CREATE OR ALTER PROCEDURE [Integration].[GetOrderUpdates]
@LastCutoff datetime2(7),
@NewCutoff datetime2(7)
WITH EXECUTE AS OWNER
AS
BEGIN
    SET NOCOUNT ON;
    SET XACT_ABORT ON;
--Adding nolock hints in code
    SELECT CAST(o.OrderDate AS date) AS [Order Date Key],
           CAST(ol.PickingCompletedWhen AS date) AS [Picked Date Key],
           o.OrderID AS [WWI Order ID],
           o.BackorderOrderID AS [WWI Backorder ID],
           ol.[Description],
           pt.PackageTypeName AS Package,
           ol.Quantity AS Quantity,
           ol.UnitPrice AS [Unit Price],
           ol.TaxRate AS [Tax Rate],
           ROUND(ol.Quantity * ol.UnitPrice, 2) AS [Total Excluding Tax],
           ROUND(ol.Quantity * ol.UnitPrice * ol.TaxRate / 100.0, 2) AS [Tax Amount],
           ROUND(ol.Quantity * ol.UnitPrice, 2) + ROUND(ol.Quantity * ol.UnitPrice * ol.TaxRate / 100.0, 2) AS [Total Including Tax],
           c.DeliveryCityID AS [WWI City ID],
           c.CustomerID AS [WWI Customer ID],
           ol.StockItemID AS [WWI Stock Item ID],
           o.SalespersonPersonID AS [WWI Salesperson ID],
           o.PickedByPersonID AS [WWI Picker ID],
           CASE WHEN ol.LastEditedWhen > o.LastEditedWhen THEN ol.LastEditedWhen ELSE o.LastEditedWhen END AS [Last Modified When]
    FROM Sales.Orders (nolock) AS o
    INNER JOIN Sales.OrderLines AS ol
    ON o.OrderID = ol.OrderID
    INNER JOIN Warehouse.PackageTypes AS pt
    ON ol.PackageTypeID = pt.PackageTypeID
    INNER JOIN Sales.Customers (nolock) AS c
    ON c.CustomerID = o.CustomerID
    WHERE CASE WHEN ol.LastEditedWhen > o.LastEditedWhen THEN ol.LastEditedWhen ELSE o.LastEditedWhen END > @LastCutoff
    AND CASE WHEN ol.LastEditedWhen > o.LastEditedWhen THEN ol.LastEditedWhen ELSE o.LastEditedWhen END <= @NewCutoff
    ORDER BY o.OrderID;
    RETURN 0;
END;
GO
"@
Find-LintingErrors $scriptdata

The results I get are as shown in the image below.
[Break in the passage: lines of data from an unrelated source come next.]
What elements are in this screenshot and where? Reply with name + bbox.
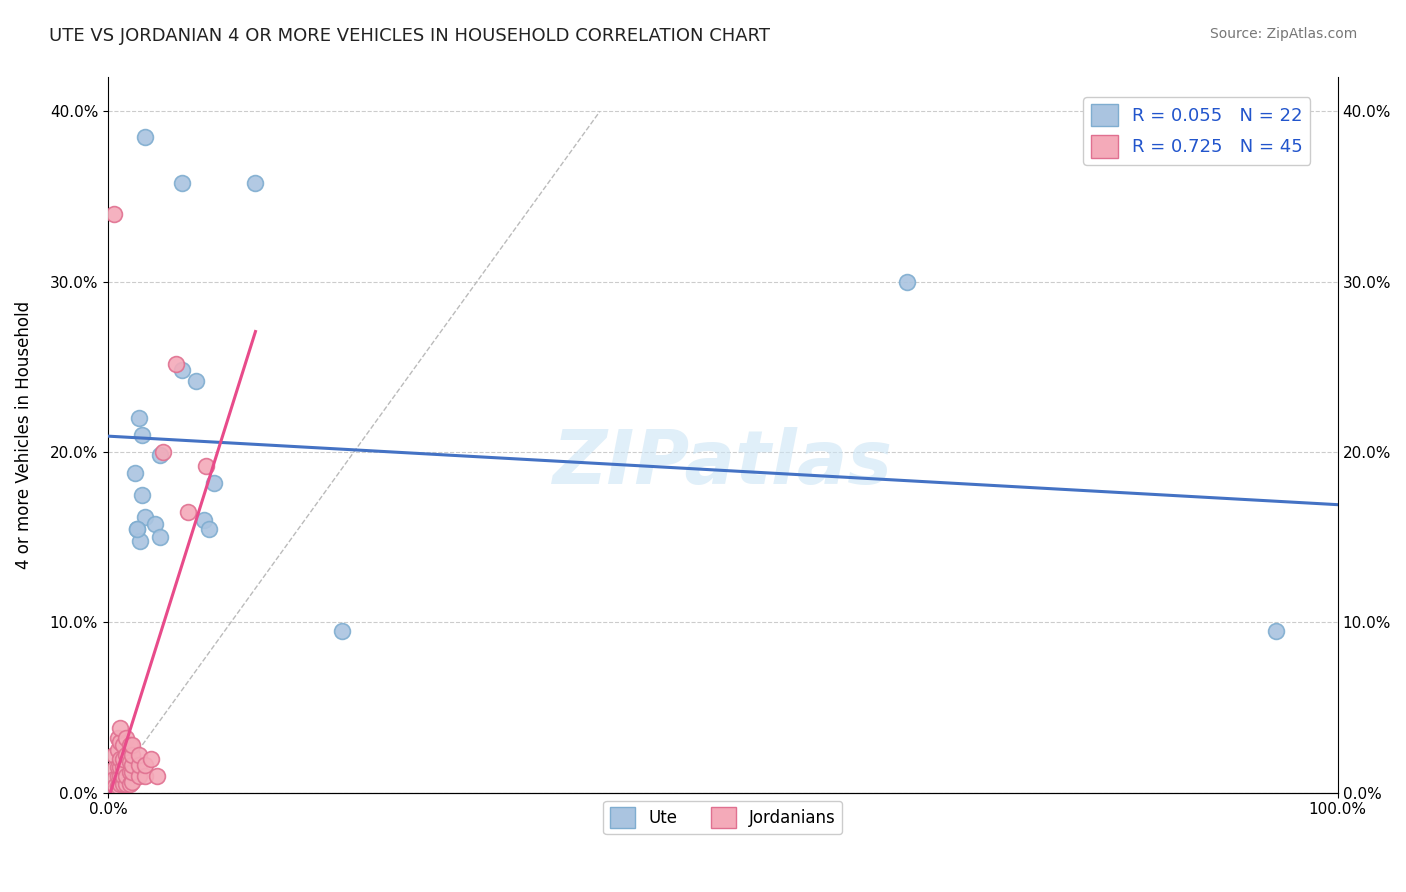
Point (121, 738, 143, 752)
Point (111, 769, 134, 783)
Point (197, 522, 219, 536)
Point (124, 466, 146, 480)
Text: ZIPatlas: ZIPatlas (553, 427, 893, 500)
Point (107, 769, 129, 783)
Point (128, 411, 150, 425)
Legend: Ute, Jordanians: Ute, Jordanians (603, 801, 842, 834)
Point (107, 779, 129, 793)
Y-axis label: 4 or more Vehicles in Household: 4 or more Vehicles in Household (15, 301, 32, 569)
Point (128, 533, 150, 548)
Point (202, 475, 225, 490)
Point (152, 445, 174, 459)
Text: UTE VS JORDANIAN 4 OR MORE VEHICLES IN HOUSEHOLD CORRELATION CHART: UTE VS JORDANIAN 4 OR MORE VEHICLES IN H… (49, 27, 770, 45)
Point (111, 751, 134, 765)
Point (134, 509, 156, 524)
Point (1265, 624, 1288, 638)
Point (127, 522, 149, 536)
Point (121, 765, 143, 780)
Point (118, 765, 141, 780)
Point (108, 769, 131, 783)
Point (104, 779, 127, 793)
Point (111, 738, 134, 752)
Point (170, 176, 193, 190)
Point (193, 513, 215, 527)
Point (186, 374, 208, 388)
Point (131, 428, 153, 442)
Point (134, 130, 156, 145)
Point (121, 748, 143, 763)
Point (330, 624, 353, 638)
Point (127, 522, 149, 536)
Point (245, 176, 267, 190)
Point (108, 721, 131, 735)
Point (107, 731, 129, 746)
Point (115, 769, 138, 783)
Point (103, 207, 125, 221)
Point (139, 751, 162, 765)
Point (103, 762, 125, 776)
Point (103, 772, 125, 786)
Point (118, 755, 141, 769)
Point (103, 748, 125, 763)
Point (134, 758, 156, 772)
Point (118, 777, 141, 791)
Point (148, 530, 170, 544)
Point (170, 363, 193, 377)
Point (108, 751, 131, 765)
Point (111, 760, 134, 774)
Point (108, 777, 131, 791)
Point (177, 505, 200, 519)
Point (128, 769, 150, 783)
Point (121, 775, 143, 789)
Point (115, 777, 138, 791)
Point (118, 738, 141, 752)
Point (134, 769, 156, 783)
Point (148, 449, 170, 463)
Point (165, 357, 187, 371)
Point (128, 748, 150, 763)
Text: Source: ZipAtlas.com: Source: ZipAtlas.com (1209, 27, 1357, 41)
Point (128, 758, 150, 772)
Point (143, 516, 166, 531)
Point (896, 275, 918, 289)
Point (107, 760, 129, 774)
Point (195, 458, 218, 473)
Point (131, 488, 153, 502)
Point (146, 769, 169, 783)
Point (115, 731, 138, 746)
Point (115, 748, 138, 763)
Point (107, 743, 129, 757)
Point (121, 758, 143, 772)
Point (108, 760, 131, 774)
Point (111, 777, 134, 791)
Point (108, 734, 131, 748)
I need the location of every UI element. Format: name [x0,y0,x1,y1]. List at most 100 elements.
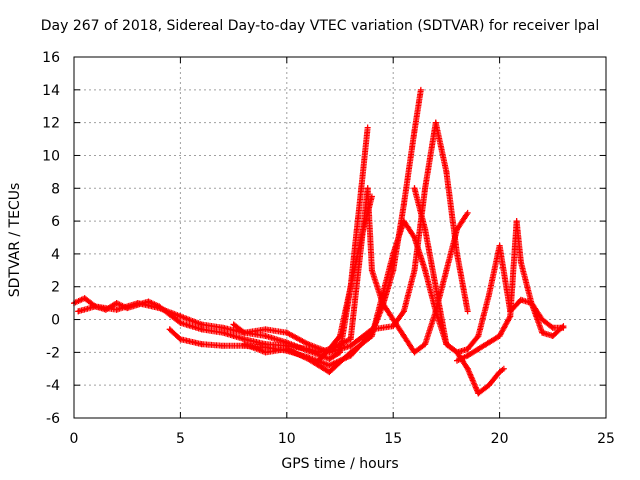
data-point [513,218,520,225]
data-point [411,267,418,274]
data-point [454,357,461,364]
data-point [305,341,312,348]
data-point [368,332,375,339]
y-axis-label: SDTVAR / TECUs [7,182,23,298]
data-point [283,339,290,346]
data-point [390,316,397,323]
data-point [177,319,184,326]
data-point [432,119,439,126]
data-point [283,346,290,353]
data-point [241,341,248,348]
data-point [475,390,482,397]
data-point [517,296,524,303]
y-tick-label: -4 [46,378,60,394]
x-tick-label: 0 [70,431,79,447]
data-point [347,336,354,343]
data-point [517,259,524,266]
y-tick-label: 6 [51,214,60,230]
data-point [400,308,407,315]
data-point [560,323,567,330]
data-point [198,341,205,348]
x-axis-label: GPS time / hours [281,456,399,472]
data-point [549,324,556,331]
data-point [496,369,503,376]
data-point [113,306,120,313]
y-tick-label: 8 [51,181,60,197]
data-point [134,300,141,307]
y-tick-label: 14 [42,83,60,99]
data-point [305,347,312,354]
data-point [315,357,322,364]
series-sat-g [411,185,567,356]
data-point [417,86,424,93]
data-point [198,321,205,328]
data-point [326,369,333,376]
y-tick-label: -6 [46,411,60,427]
data-point [422,267,429,274]
data-point [464,365,471,372]
data-point [156,305,163,312]
data-point [166,326,173,333]
y-axis-ticks: -6 -4 -2 0 2 4 6 8 10 12 14 16 [42,50,606,427]
data-point [464,346,471,353]
chart-title: Day 267 of 2018, Sidereal Day-to-day VTE… [40,18,600,34]
data-point [305,355,312,362]
data-point [454,349,461,356]
data-point [347,349,354,356]
data-point [507,313,514,320]
y-tick-label: 0 [51,313,60,329]
data-point [262,349,269,356]
data-point [390,267,397,274]
data-point [443,267,450,274]
series-sat-h [454,218,567,364]
data-point [500,365,507,372]
data-point [464,308,471,315]
x-tick-label: 15 [384,431,402,447]
data-point [528,300,535,307]
y-tick-label: 2 [51,280,60,296]
data-point [326,355,333,362]
x-axis-ticks: 0 5 10 15 20 25 [70,57,615,447]
data-point [443,168,450,175]
data-point [219,324,226,331]
data-point [390,250,397,257]
data-point [549,332,556,339]
data-point [241,329,248,336]
y-tick-label: 10 [42,148,60,164]
y-tick-label: 12 [42,116,60,132]
data-point [411,349,418,356]
data-point [81,295,88,302]
y-tick-label: 4 [51,247,60,263]
data-point [262,332,269,339]
data-point [464,209,471,216]
plot-markers [71,86,567,397]
data-point [539,329,546,336]
data-point [326,362,333,369]
data-point [400,201,407,208]
data-point [368,267,375,274]
x-tick-label: 20 [491,431,509,447]
data-point [422,185,429,192]
data-point [347,283,354,290]
data-point [464,352,471,359]
data-point [496,242,503,249]
series-sat-f [315,185,471,364]
data-point [262,326,269,333]
data-point [443,341,450,348]
data-point [422,226,429,233]
data-point [411,185,418,192]
data-point [485,382,492,389]
data-point [364,124,371,131]
x-tick-label: 10 [278,431,296,447]
data-point [400,332,407,339]
series-sat-b [75,124,371,362]
data-point [411,127,418,134]
data-point [475,332,482,339]
data-point [230,321,237,328]
data-point [219,342,226,349]
data-point [411,234,418,241]
data-point [283,329,290,336]
data-point [75,308,82,315]
plot-frame [73,56,607,419]
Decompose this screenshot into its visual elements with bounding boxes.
It may be noteworthy that the reference of NOLOCK in a comment was not included in the results. The results also contain the exact location of the hint (row:column:length).

Summary

To summarize, the main scenarios you may discover ScriptDOM a better choice over text searches/regex/various other methods

  1. Large codebase
  2. Need to find issues pre rollout
  3. Nuanced search conditions
  4. Findings that are accurate and provide you with the exact location of the pattern.
  5. Do all of this asynchronously - without connecting to a SQL Server.

In the following levels I will show how each of these can be accomplished using ScriptDOM and PowerShell.